To Richards, the answer to his question became clearer the more he thought about his patients.
Many arrived at his clinic after years or decades of struggling with weight. They had felt societal judgment for their size and the perception that it was their fault they were not slimmer. Surgery carried so much expectation and hope for them.
After surgery, some had expected weight to melt off effortlessly — and if that didn’t happen, they were devastated. Some dealt with other emotional and mental health issues that they had long responded to by using food as comfort. After surgery, that was no longer an option.
“The perception is that they’re worse off and that this is hopeless, in this susceptible group that already suffers disproportionately from mental illness,” Richards said.
Irani, the doctor at Lutheran Medical Center, said some patients aren’t prepared for the metabolic changes their bodies will go through. Patients may be at increased risk of alcoholism because they will metabolize alcohol faster, causing them to get drunk more easily.
For these reasons, both Irani and Richards said bariatric surgeons are coming to understand the importance of providing long-term, consistent follow-up care to patients, including providing them with the opportunity for mental health support.
“For a long time obesity has had this stigma around it,” she said. So care after surgery, she said, “is really kind of a long-term thing.”
A new life — with plenty of changes
Both Johnnie and Michelle Stephen said they are lucky that they met Irani, who performed their surgeries. Prior to visiting her weight-loss clinic, both said they had struggled to find doctors who took their weight seriously as something negatively impacting their health.
Johnnie said doctors tried to treat with an increasing number of medications all the problems he now associates with his weight. Michelle said doctors would often dismiss her concerns about her own weight.

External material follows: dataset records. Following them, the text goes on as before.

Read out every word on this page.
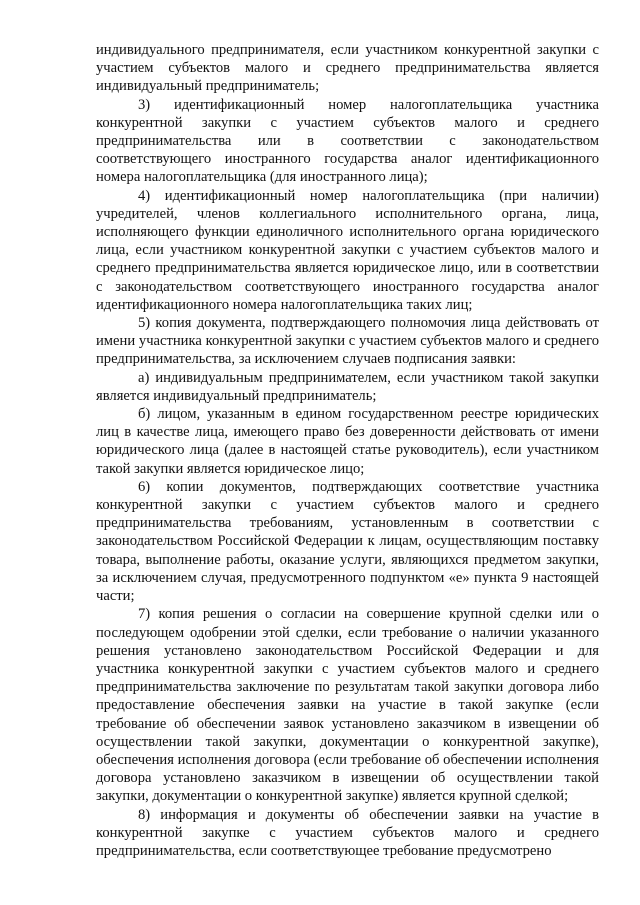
индивидуального предпринимателя, если участником конкурентной закупки с участием субъектов малого и среднего предпринимательства является индивидуальный предприниматель;

3) идентификационный номер налогоплательщика участника конкурентной закупки с участием субъектов малого и среднего предпринимательства или в соответствии с законодательством соответствующего иностранного государства аналог идентификационного номера налогоплательщика (для иностранного лица);

4) идентификационный номер налогоплательщика (при наличии) учредителей, членов коллегиального исполнительного органа, лица, исполняющего функции единоличного исполнительного органа юридического лица, если участником конкурентной закупки с участием субъектов малого и среднего предпринимательства является юридическое лицо, или в соответствии с законодательством соответствующего иностранного государства аналог идентификационного номера налогоплательщика таких лиц;

5) копия документа, подтверждающего полномочия лица действовать от имени участника конкурентной закупки с участием субъектов малого и среднего предпринимательства, за исключением случаев подписания заявки:

а) индивидуальным предпринимателем, если участником такой закупки является индивидуальный предприниматель;

б) лицом, указанным в едином государственном реестре юридических лиц в качестве лица, имеющего право без доверенности действовать от имени юридического лица (далее в настоящей статье руководитель), если участником такой закупки является юридическое лицо;

6) копии документов, подтверждающих соответствие участника конкурентной закупки с участием субъектов малого и среднего предпринимательства требованиям, установленным в соответствии с законодательством Российской Федерации к лицам, осуществляющим поставку товара, выполнение работы, оказание услуги, являющихся предметом закупки, за исключением случая, предусмотренного подпунктом «е» пункта 9 настоящей части;

7) копия решения о согласии на совершение крупной сделки или о последующем одобрении этой сделки, если требование о наличии указанного решения установлено законодательством Российской Федерации и для участника конкурентной закупки с участием субъектов малого и среднего предпринимательства заключение по результатам такой закупки договора либо предоставление обеспечения заявки на участие в такой закупке (если требование об обеспечении заявок установлено заказчиком в извещении об осуществлении такой закупки, документации о конкурентной закупке), обеспечения исполнения договора (если требование об обеспечении исполнения договора установлено заказчиком в извещении об осуществлении такой закупки, документации о конкурентной закупке) является крупной сделкой;

8) информация и документы об обеспечении заявки на участие в конкурентной закупке с участием субъектов малого и среднего предпринимательства, если соответствующее требование предусмотрено
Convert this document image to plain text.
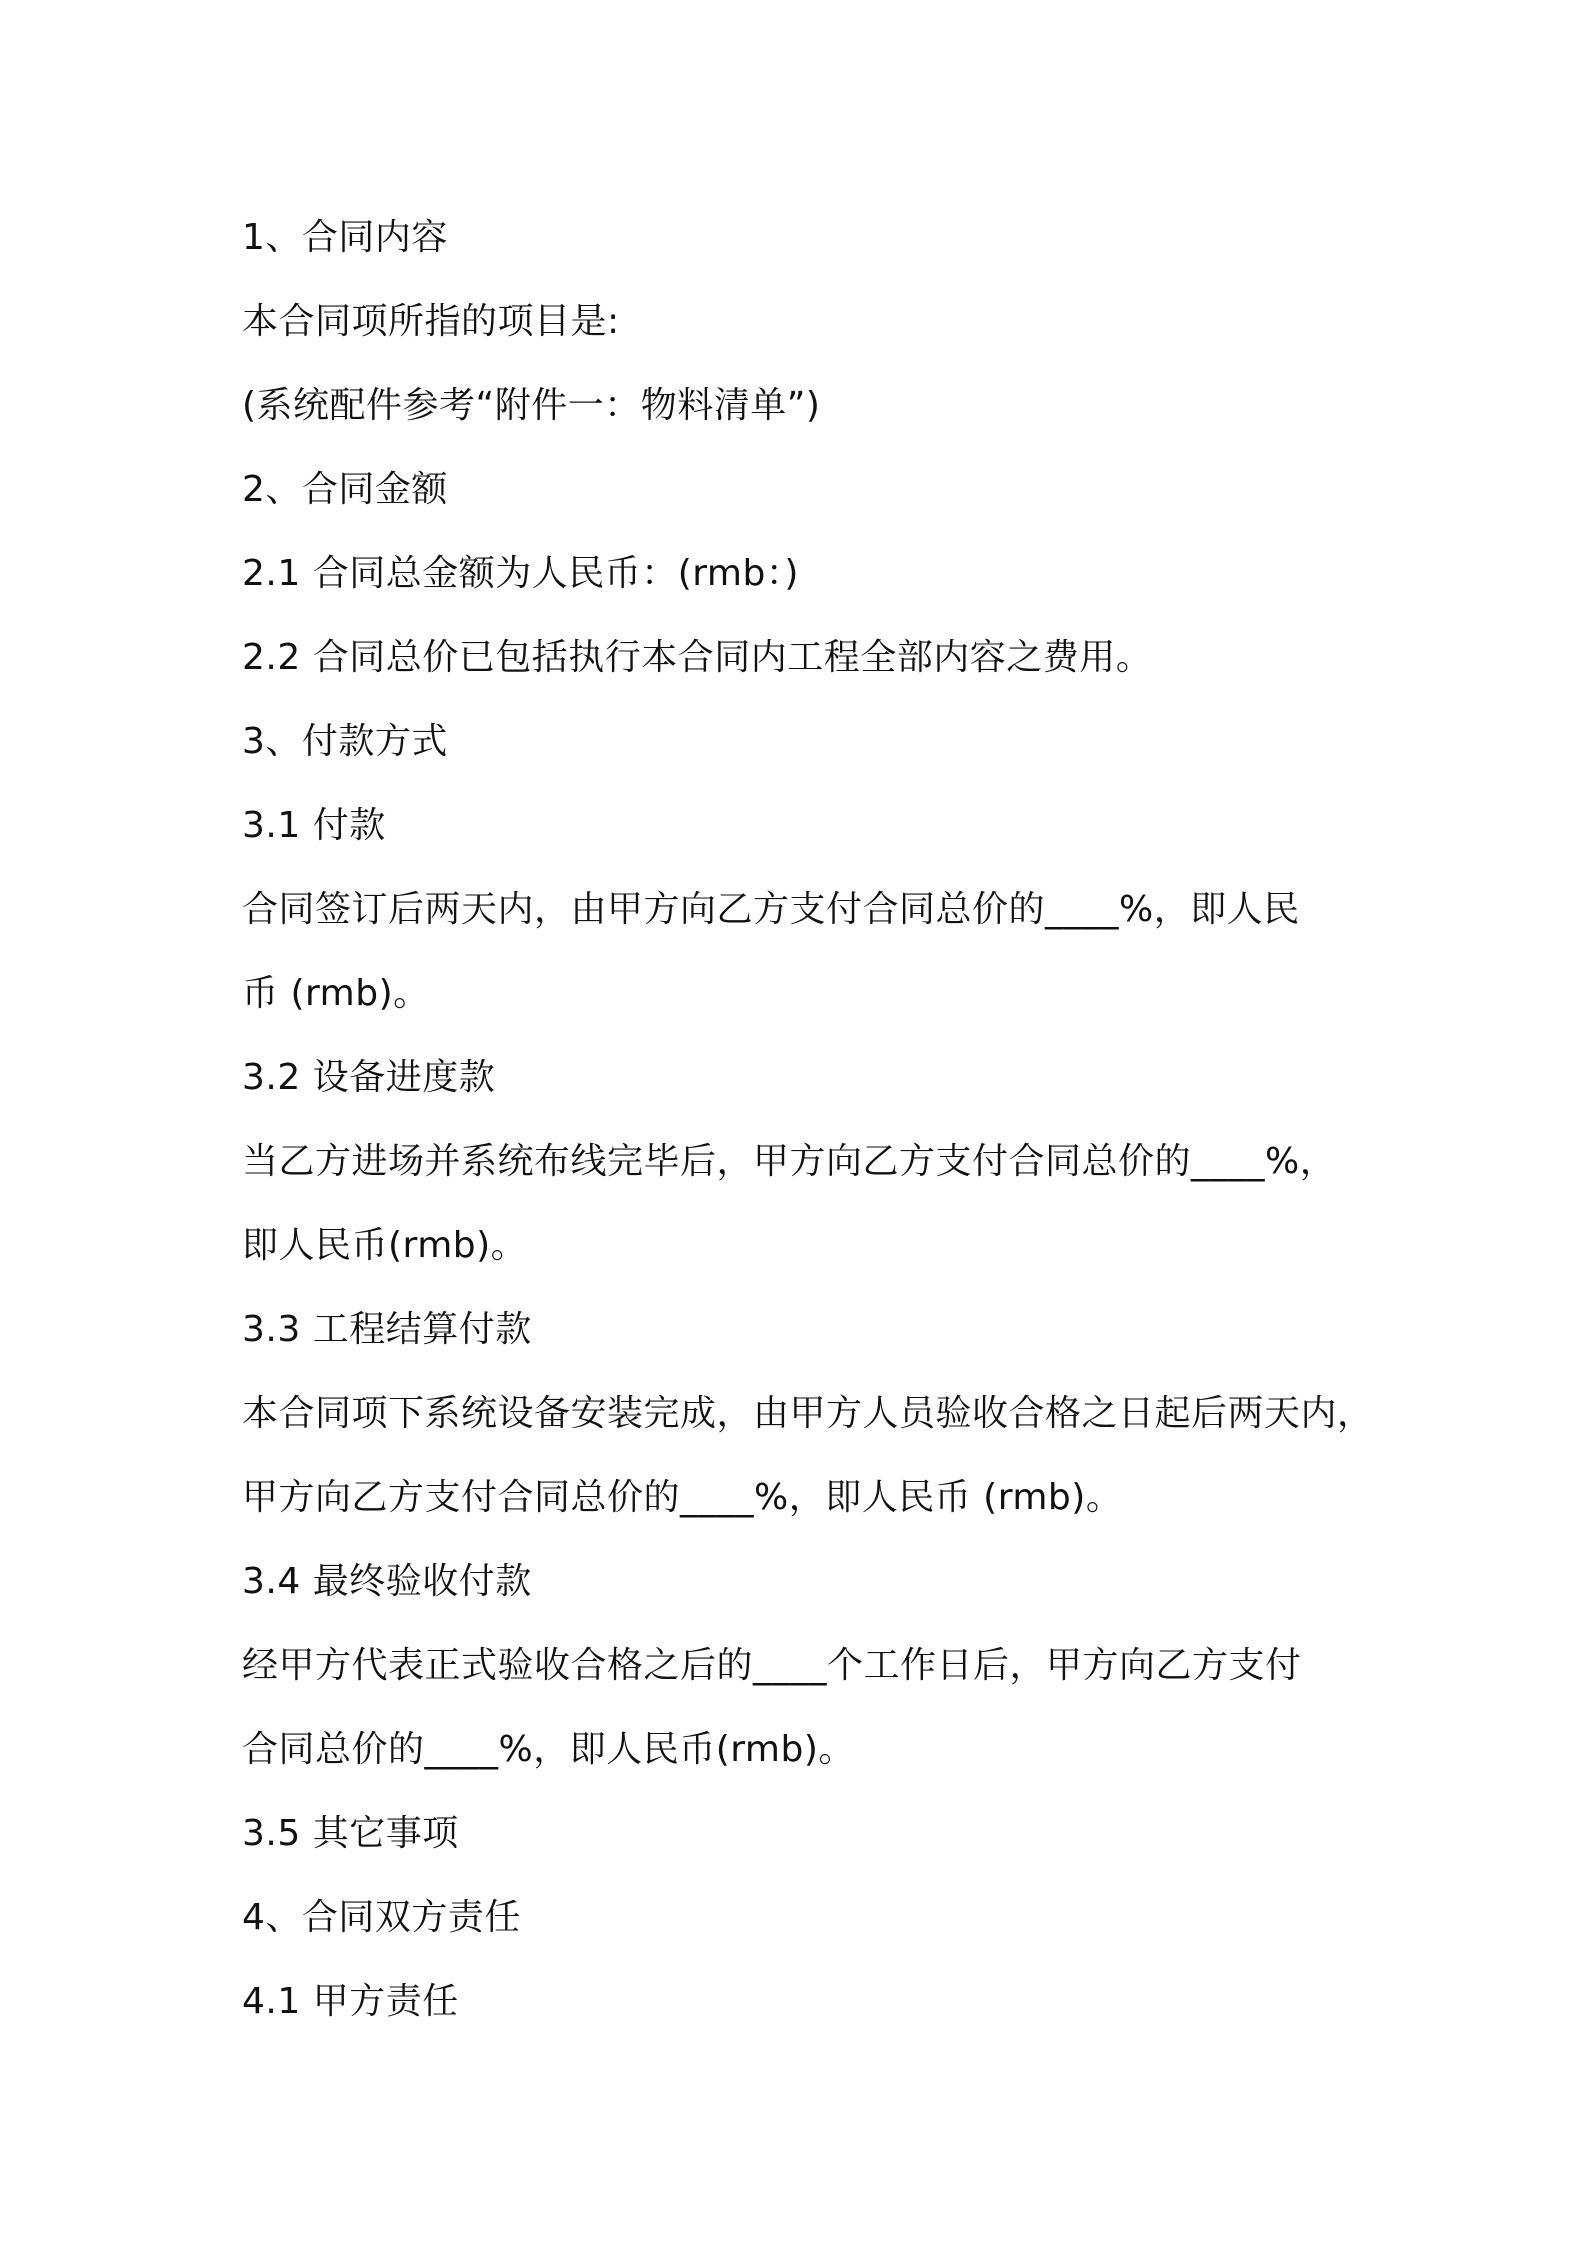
1、合同内容
本合同项所指的项目是:
(系统配件参考“附件一：物料清单”)
2、合同金额
2.1 合同总金额为人民币：(rmb：)
2.2 合同总价已包括执行本合同内工程全部内容之费用。
3、付款方式
3.1 付款
合同签订后两天内，由甲方向乙方支付合同总价的____%，即人民
币 (rmb)。
3.2 设备进度款
当乙方进场并系统布线完毕后，甲方向乙方支付合同总价的____%，
即人民币(rmb)。
3.3 工程结算付款
本合同项下系统设备安装完成，由甲方人员验收合格之日起后两天内，
甲方向乙方支付合同总价的____%，即人民币 (rmb)。
3.4 最终验收付款
经甲方代表正式验收合格之后的____个工作日后，甲方向乙方支付
合同总价的____%，即人民币(rmb)。
3.5 其它事项
4、合同双方责任
4.1 甲方责任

“They would just say, ‘You’re young, you can exercise,’” Michelle said.
Surgery, and the weight loss that came after it, has given them back their lives, they say. Both say they are now more active — Johnnie says his blood pressure, cholesterol and blood sugar are at healthy levels, while Michelle says her migraines are more manageable. They both have jobs they enjoy, something they struggled with when they were heavier. Johnnie is preaching at church with renewed energy. They can play with their grandkids.

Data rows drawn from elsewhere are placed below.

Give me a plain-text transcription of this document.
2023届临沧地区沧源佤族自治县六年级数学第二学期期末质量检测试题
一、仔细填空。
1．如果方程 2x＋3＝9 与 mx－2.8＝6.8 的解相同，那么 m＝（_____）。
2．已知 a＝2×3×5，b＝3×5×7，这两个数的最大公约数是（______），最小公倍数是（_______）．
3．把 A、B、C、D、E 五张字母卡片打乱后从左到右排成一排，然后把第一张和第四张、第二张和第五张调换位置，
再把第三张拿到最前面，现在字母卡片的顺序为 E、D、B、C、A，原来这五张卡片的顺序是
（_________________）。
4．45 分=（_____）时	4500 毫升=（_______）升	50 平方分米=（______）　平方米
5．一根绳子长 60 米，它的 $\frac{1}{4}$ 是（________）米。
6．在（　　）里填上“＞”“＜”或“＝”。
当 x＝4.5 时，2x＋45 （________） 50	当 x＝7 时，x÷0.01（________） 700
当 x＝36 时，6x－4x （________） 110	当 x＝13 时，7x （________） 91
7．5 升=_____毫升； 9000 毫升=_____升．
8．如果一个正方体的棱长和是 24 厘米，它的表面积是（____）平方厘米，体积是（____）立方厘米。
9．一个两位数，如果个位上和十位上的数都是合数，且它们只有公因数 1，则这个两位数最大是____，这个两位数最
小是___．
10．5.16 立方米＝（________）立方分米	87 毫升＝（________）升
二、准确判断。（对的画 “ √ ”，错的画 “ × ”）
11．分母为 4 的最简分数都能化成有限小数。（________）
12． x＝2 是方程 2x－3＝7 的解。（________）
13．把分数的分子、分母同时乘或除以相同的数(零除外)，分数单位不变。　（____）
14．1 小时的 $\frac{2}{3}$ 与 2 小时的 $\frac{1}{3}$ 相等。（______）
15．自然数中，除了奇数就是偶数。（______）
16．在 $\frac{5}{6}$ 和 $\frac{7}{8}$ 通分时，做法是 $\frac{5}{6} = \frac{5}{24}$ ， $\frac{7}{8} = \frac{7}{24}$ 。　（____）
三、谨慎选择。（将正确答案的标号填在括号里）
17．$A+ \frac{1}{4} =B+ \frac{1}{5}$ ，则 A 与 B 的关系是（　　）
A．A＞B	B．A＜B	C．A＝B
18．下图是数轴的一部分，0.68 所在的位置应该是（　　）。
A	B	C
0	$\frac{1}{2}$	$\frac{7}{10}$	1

“I always thought I wouldn’t make it to 60,” said Johnnie, who is now 63. “I have a new outlook on life.”
“We’re two different people,” Michelle said.

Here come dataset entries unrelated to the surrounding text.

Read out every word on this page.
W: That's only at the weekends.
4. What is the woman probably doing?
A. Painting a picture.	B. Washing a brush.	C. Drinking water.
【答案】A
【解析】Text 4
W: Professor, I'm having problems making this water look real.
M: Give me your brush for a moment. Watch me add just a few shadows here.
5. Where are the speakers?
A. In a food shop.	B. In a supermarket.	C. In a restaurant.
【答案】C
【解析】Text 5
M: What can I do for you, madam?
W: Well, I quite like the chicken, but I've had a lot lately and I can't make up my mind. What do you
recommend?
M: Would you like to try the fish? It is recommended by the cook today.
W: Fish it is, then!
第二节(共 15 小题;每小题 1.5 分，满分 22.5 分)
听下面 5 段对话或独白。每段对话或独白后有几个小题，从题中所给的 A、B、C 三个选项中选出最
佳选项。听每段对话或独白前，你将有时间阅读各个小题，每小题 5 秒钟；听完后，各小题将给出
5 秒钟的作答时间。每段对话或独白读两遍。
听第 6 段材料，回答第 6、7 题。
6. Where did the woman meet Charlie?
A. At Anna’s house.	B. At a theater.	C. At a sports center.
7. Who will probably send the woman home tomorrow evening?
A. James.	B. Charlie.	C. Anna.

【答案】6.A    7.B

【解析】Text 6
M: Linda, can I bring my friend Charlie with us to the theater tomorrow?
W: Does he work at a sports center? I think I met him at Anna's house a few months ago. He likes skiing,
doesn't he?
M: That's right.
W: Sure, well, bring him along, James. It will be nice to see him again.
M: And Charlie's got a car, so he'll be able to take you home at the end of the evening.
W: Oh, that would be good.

But those changes required significant adjustments.
After gastric bypass, Michelle’s and Johnnie’s stomachs are about the size of an egg. They had to essentially re-learn how to eat. Too much food, as Johnnie found out early in his recovery, quickly led to vomiting. Things they once enjoyed — spicy Mexican food, for instance — are now off the table.
A typical meal might include a credit-card sized amount of meat and a quarter cup of vegetables. They eat slowly, chewing their food over and over so that it digests more easily.
It’s not a radical diet — they are quick to say that they eat mostly what anybody else does. But it is a controlled one.
“When we have dinner with friends, they say, ‘Is that all you’re going to eat?’” Michelle said.
Both experienced hair loss after surgery, a common side effect. Michelle’s grew back. But after decades of having long dreadlocks, Johnnie’s did not.
They check regularly with Irani’s staff for nutritional help or to ask about medications — some are now off-limits. They have become informal patient advocates for the clinic, with Johnnie sometimes speaking at events or support groups.
Friends and family members now seek them out for advice about whether they should get weight-loss surgery or for help with adjusting post-surgery. And, to everyone, they have the same message.
“It’s a lifestyle change,” Johnnie said. “It’s not something where you get done and five years later you say you’re going to go back to what you’re doing.”